Depende de la edad y del tipo de problema. En niños pequeños —hasta los 8 o 9 años— la presencia de un progenitor puede ser muy útil como recurso de regulación emocional. En niños mayores y adolescentes, a menudo es preferible trabajar de manera individual para que el joven pueda expresarse con libertad. En cualquier caso, los padres siempre participan en las sesiones de preparación y en las de valoración de resultados.

¿Cuánto dura el tratamiento EMDR en niños?

En traumas puntuales —un accidente, una hospitalización, un incidente escolar— el proceso puede ser muy breve: entre 6 y 12 sesiones. En casos de trauma complejo, acoso prolongado o abuso, el proceso requiere más tiempo, y es necesario construir primero recursos de regulación emocional sólidos antes de abordar los recuerdos traumáticos. En la primera visita realizo una valoración individualizada y explico a los padres una estimación realista.

Mi hijo no habla de lo que le pasó. ¿Puede funcionar el EMDR igualmente?
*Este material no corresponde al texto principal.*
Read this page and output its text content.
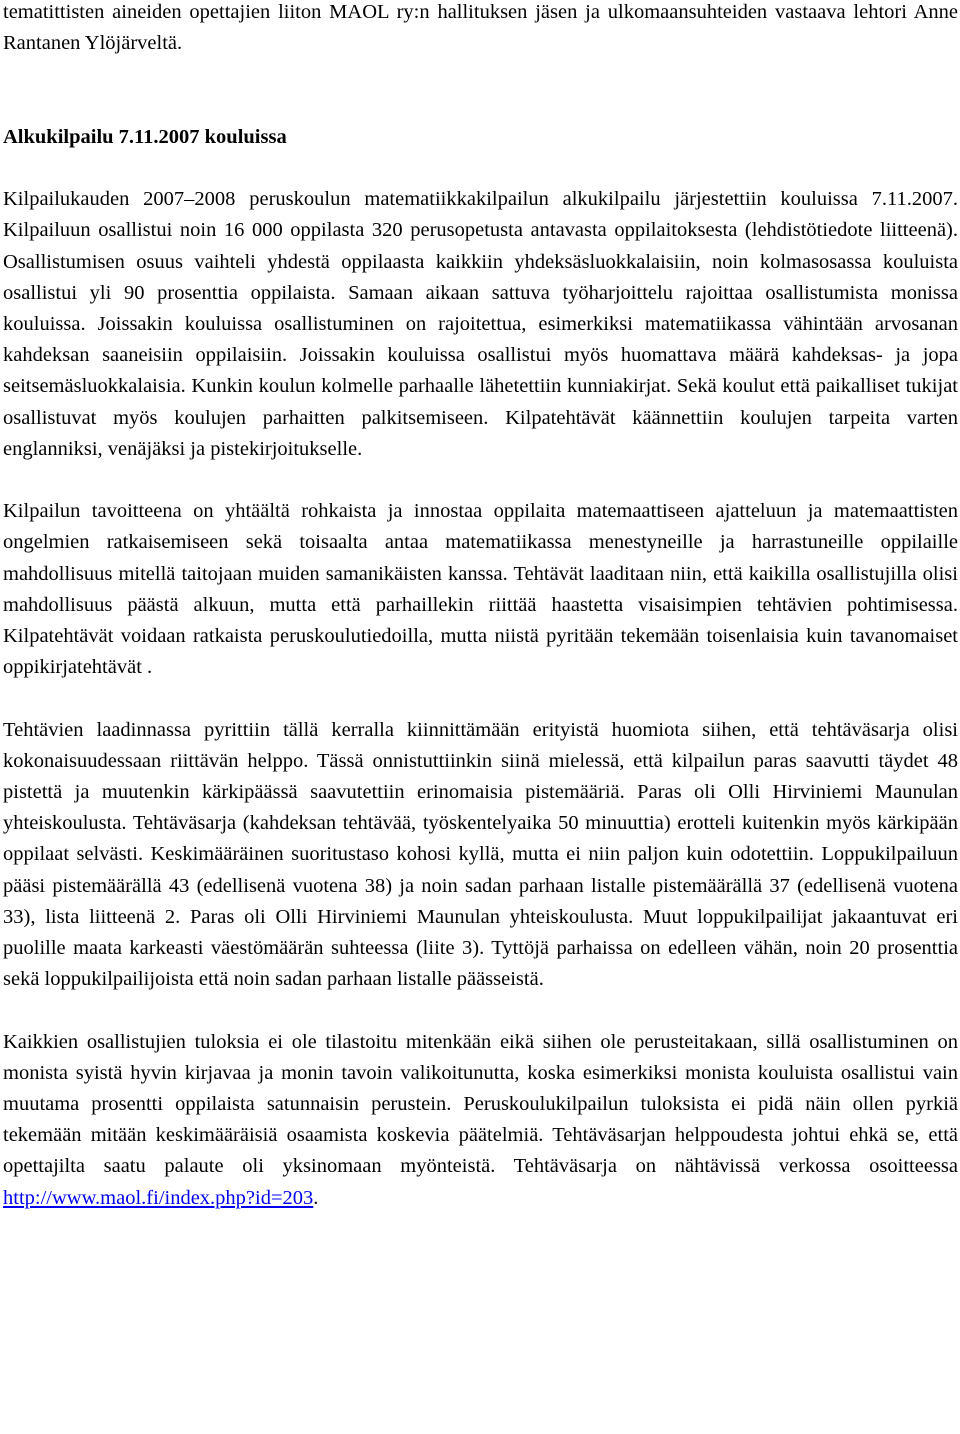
tematittisten aineiden opettajien liiton MAOL ry:n hallituksen jäsen ja ulkomaansuhteiden vastaava lehtori Anne Rantanen Ylöjärveltä.

Alkukilpailu 7.11.2007 kouluissa

Kilpailukauden 2007–2008 peruskoulun matematiikkakilpailun alkukilpailu järjestettiin kouluissa 7.11.2007. Kilpailuun osallistui noin 16 000 oppilasta 320 perusopetusta antavasta oppilaitoksesta (lehdistötiedote liitteenä). Osallistumisen osuus vaihteli yhdestä oppilaasta kaikkiin yhdeksäsluokkalaisiin, noin kolmasosassa kouluista osallistui yli 90 prosenttia oppilaista. Samaan aikaan sattuva työharjoittelu rajoittaa osallistumista monissa kouluissa. Joissakin kouluissa osallistuminen on rajoitettua, esimerkiksi matematiikassa vähintään arvosanan kahdeksan saaneisiin oppilaisiin. Joissakin kouluissa osallistui myös huomattava määrä kahdeksas- ja jopa seitsemäsluokkalaisia. Kunkin koulun kolmelle parhaalle lähetettiin kunniakirjat. Sekä koulut että paikalliset tukijat osallistuvat myös koulujen parhaitten palkitsemiseen. Kilpatehtävät käännettiin koulujen tarpeita varten englanniksi, venäjäksi ja pistekirjoitukselle.

Kilpailun tavoitteena on yhtäältä rohkaista ja innostaa oppilaita matemaattiseen ajatteluun ja matemaattisten ongelmien ratkaisemiseen sekä toisaalta antaa matematiikassa menestyneille ja harrastuneille oppilaille mahdollisuus mitellä taitojaan muiden samanikäisten kanssa. Tehtävät laaditaan niin, että kaikilla osallistujilla olisi mahdollisuus päästä alkuun, mutta että parhaillekin riittää haastetta visaisimpien tehtävien pohtimisessa. Kilpatehtävät voidaan ratkaista peruskoulutiedoilla, mutta niistä pyritään tekemään toisenlaisia kuin tavanomaiset oppikirjatehtävät .

Tehtävien laadinnassa pyrittiin tällä kerralla kiinnittämään erityistä huomiota siihen, että tehtäväsarja olisi kokonaisuudessaan riittävän helppo. Tässä onnistuttiinkin siinä mielessä, että kilpailun paras saavutti täydet 48 pistettä ja muutenkin kärkipäässä saavutettiin erinomaisia pistemääriä. Paras oli Olli Hirviniemi Maunulan yhteiskoulusta. Tehtäväsarja (kahdeksan tehtävää, työskentelyaika 50 minuuttia) erotteli kuitenkin myös kärkipään oppilaat selvästi. Keskimääräinen suoritustaso kohosi kyllä, mutta ei niin paljon kuin odotettiin. Loppukilpailuun pääsi pistemäärällä 43 (edellisenä vuotena 38) ja noin sadan parhaan listalle pistemäärällä 37 (edellisenä vuotena 33), lista liitteenä 2. Paras oli Olli Hirviniemi Maunulan yhteiskoulusta. Muut loppukilpailijat jakaantuvat eri puolille maata karkeasti väestömäärän suhteessa (liite 3). Tyttöjä parhaissa on edelleen vähän, noin 20 prosenttia sekä loppukilpailijoista että noin sadan parhaan listalle päässeistä.

Kaikkien osallistujien tuloksia ei ole tilastoitu mitenkään eikä siihen ole perusteitakaan, sillä osallistuminen on monista syistä hyvin kirjavaa ja monin tavoin valikoitunutta, koska esimerkiksi monista kouluista osallistui vain muutama prosentti oppilaista satunnaisin perustein. Peruskoulukilpailun tuloksista ei pidä näin ollen pyrkiä tekemään mitään keskimääräisiä osaamista koskevia päätelmiä. Tehtäväsarjan helppoudesta johtui ehkä se, että opettajilta saatu palaute oli yksinomaan myönteistä. Tehtäväsarja on nähtävissä verkossa osoitteessa http://www.maol.fi/index.php?id=203.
Sí, y es precisamente uno de los puntos fuertes del EMDR. A diferencia de otras terapias, el EMDR no requiere que el niño verbalice detalladamente lo que vivió. El procesamiento se realiza a través de los movimientos oculares u otras formas de estimulación bilateral, y el niño puede trabajar el recuerdo sin tener que describirlo todo al terapeuta. Muchos niños que no hablan del trauma en el día a día sí pueden acceder a él de manera controlada durante la sesión.